You really don't. If you have a sparse matrix, you don't want to spend 99% of your time adding zeros.

In general, the advantage of multiple dispatch is it means you can automatically get optimal algorithms for a variety of type combinations. To show why this matters, look at matrix multiplication. If you have a high level function that multiplies matrices, you want to call the appropriate BLAS function (for dense inputs). That function will be one of SGEMM,SSYMM,STRMM,DGEMM,DSYMM,DTRMM,CGEMM,CSYMM,CTRMM,ZGEMM,ZSYMM, or ZTRMM depending on the type (and element type) of matrix (this is a simplified example, in the real world you also might want to diagonal, banded, CSR, CSC, block, or any of 20 or so different matrix types). Without multiple dispatch, you have to either write a bunch of if-else statements to choose the appropriate one, or you just convert everything to a dense (and probably double precision) matrix first. The first one is totally un-maintainable, and the second one will make your program an order of magnitude slower when you ignore structure inherent to your problem. With multiple dispatch, you just call * and it does all the hard stuff for you.

The proof that multiple dispatch is necessary is that most numerics libraries that aren't in Julia make ad-hoc and slow implementations of it internally. For example, here is Pytorch's implimentation https://pytorch.org/tutorials/advanced/dispatcher.html


Thanks, here you presented an example that actually makes sense to me.

In case of octave/matlab, of course computing the sum() of sparse matrices does not traverse all the zeros. But the result is the same as if it did, just much faster. There are also many types of sparse matrices, I wonder how does it work internally, it must have a similar mechanism. Probably, since it is interpreted in real time, each time that the "sum" function is called, it checks the type of the arguments and it calls the appropriate function.

> most numerics libraries that aren't in Julia make ad-hoc and slow implementations

The word "slow" has a relative meaning here... if you take into account the time of the first compilation. For example, calling an octave script that performs a matrix product is faster than the equivalent julia script.


>the result is the same as if it did This isn't quite true. Differently ordered operations can lead to different results due to floating point math, but in general, the point of multiple dispatch isn't to produce different results for different types.
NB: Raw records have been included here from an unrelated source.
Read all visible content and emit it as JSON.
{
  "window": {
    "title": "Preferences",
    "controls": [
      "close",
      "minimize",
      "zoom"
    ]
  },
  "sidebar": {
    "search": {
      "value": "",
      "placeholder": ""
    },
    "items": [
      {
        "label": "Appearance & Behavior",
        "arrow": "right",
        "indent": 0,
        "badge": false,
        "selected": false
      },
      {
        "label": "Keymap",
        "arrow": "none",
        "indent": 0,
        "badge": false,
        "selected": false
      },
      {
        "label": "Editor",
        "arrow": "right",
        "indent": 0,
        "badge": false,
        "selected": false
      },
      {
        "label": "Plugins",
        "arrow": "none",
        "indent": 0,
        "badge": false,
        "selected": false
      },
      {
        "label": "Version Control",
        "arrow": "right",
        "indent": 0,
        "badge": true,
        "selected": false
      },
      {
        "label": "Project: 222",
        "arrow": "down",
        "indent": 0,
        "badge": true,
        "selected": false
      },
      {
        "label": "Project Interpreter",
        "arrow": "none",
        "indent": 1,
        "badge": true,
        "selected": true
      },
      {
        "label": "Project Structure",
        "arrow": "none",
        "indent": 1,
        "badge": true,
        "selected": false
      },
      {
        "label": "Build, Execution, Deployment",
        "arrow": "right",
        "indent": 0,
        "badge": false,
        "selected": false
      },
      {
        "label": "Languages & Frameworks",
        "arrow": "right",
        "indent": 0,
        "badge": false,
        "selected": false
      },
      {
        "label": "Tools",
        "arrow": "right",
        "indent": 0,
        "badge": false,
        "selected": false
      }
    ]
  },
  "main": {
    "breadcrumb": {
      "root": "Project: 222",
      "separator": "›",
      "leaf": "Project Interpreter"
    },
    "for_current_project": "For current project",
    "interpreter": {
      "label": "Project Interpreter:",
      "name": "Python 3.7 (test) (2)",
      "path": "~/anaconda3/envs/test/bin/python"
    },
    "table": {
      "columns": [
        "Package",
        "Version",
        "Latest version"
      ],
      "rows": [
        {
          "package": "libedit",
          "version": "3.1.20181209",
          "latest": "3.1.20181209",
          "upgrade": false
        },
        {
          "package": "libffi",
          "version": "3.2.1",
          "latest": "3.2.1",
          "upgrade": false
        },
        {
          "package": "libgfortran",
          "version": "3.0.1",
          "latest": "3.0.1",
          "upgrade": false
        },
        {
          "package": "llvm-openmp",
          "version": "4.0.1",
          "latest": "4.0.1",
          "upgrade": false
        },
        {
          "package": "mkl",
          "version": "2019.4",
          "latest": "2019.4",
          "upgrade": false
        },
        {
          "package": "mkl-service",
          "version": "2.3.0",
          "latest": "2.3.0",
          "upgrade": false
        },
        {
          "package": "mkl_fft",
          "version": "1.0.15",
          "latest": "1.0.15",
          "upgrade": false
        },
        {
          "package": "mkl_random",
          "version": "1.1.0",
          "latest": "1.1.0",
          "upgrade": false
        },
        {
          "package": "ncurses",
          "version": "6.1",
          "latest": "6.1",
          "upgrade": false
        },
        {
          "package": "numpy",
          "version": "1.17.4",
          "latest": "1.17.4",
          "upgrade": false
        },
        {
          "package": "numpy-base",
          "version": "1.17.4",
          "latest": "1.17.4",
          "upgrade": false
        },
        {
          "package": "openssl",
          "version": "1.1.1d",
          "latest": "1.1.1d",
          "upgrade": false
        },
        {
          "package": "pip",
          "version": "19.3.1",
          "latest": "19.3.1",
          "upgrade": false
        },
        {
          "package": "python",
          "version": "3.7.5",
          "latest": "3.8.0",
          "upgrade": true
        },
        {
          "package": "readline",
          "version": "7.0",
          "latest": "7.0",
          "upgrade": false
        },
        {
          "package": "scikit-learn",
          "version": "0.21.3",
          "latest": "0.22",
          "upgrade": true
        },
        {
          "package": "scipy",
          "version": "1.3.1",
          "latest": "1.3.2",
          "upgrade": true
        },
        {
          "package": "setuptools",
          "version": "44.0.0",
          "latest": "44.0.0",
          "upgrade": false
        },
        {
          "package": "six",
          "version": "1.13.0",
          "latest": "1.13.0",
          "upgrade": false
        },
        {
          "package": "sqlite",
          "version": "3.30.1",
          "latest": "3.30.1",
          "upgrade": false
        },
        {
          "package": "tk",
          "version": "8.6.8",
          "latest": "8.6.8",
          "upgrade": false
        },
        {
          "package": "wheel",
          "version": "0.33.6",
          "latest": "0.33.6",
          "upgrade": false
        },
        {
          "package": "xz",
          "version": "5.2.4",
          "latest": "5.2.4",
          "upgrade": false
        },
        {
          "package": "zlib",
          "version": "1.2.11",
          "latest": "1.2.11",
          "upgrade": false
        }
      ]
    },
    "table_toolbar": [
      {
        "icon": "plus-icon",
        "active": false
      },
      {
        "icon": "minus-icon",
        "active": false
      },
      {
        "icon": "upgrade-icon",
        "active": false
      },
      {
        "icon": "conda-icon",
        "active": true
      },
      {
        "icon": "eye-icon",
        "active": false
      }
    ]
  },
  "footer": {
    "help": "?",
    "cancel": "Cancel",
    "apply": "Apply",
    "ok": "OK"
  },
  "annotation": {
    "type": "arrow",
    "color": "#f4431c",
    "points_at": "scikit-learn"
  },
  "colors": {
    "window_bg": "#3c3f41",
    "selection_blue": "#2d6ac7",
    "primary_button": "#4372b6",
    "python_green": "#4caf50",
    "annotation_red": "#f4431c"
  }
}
The example from Stefan's talk does this when contrasting with operator overloading because it's easier to show a difference in results than a difference in performance.

I don't know the specifics of how Matlab/Octave do this, but you're probably right about runtime checks.

It's true that compilation time will make Julia slower than Octave for a single multiplication, but if you are doing a bunch of them (especially if they are small), Julia can perform the computations with much lower overhead since it doesn't have to do type checks for stable programs. Also, Julia lets you define specialized matrix types which can be asymptotically faster than Octave for specific circumstances. A great example of this is BandedBlockBandedMatrix from https://github.com/JuliaMatrices/BlockBandedMatrices.jl which are extremely useful solving of PDEs quickly, but aren't implemented in any of the other languages because they have to write all their dispatch systems manually for each algorithm.


Oh I definitely agree with you, and I think the OP's response to this post starts to go into the subjective ergonomic feels territory that is just, well okay everyone feel differently. But there is a technical point that precompiling and building binaries for the simple Float64 case is a bit harder than it should be compared to C or Fortran, so there is still a reason to grab Fortran every once in awhile. It's not unfixable, but it's something we should acknowledge that we can improve.


Can you say more about making H3 and LibGEOS work together?


I don't think latency is multiple dispatch's fault. Certainly, compilation caching failures aren't.


It kind of is. Multiple dispatch means that a static binary has to deal with most of the downsides of heavily templated C++ code (but much worse since everything is templated). Fixing this is highly non-trivial.


If that's seriously what you're looking for, you should really consider Fortran. There is a reason it is still very widely used in scientific domains.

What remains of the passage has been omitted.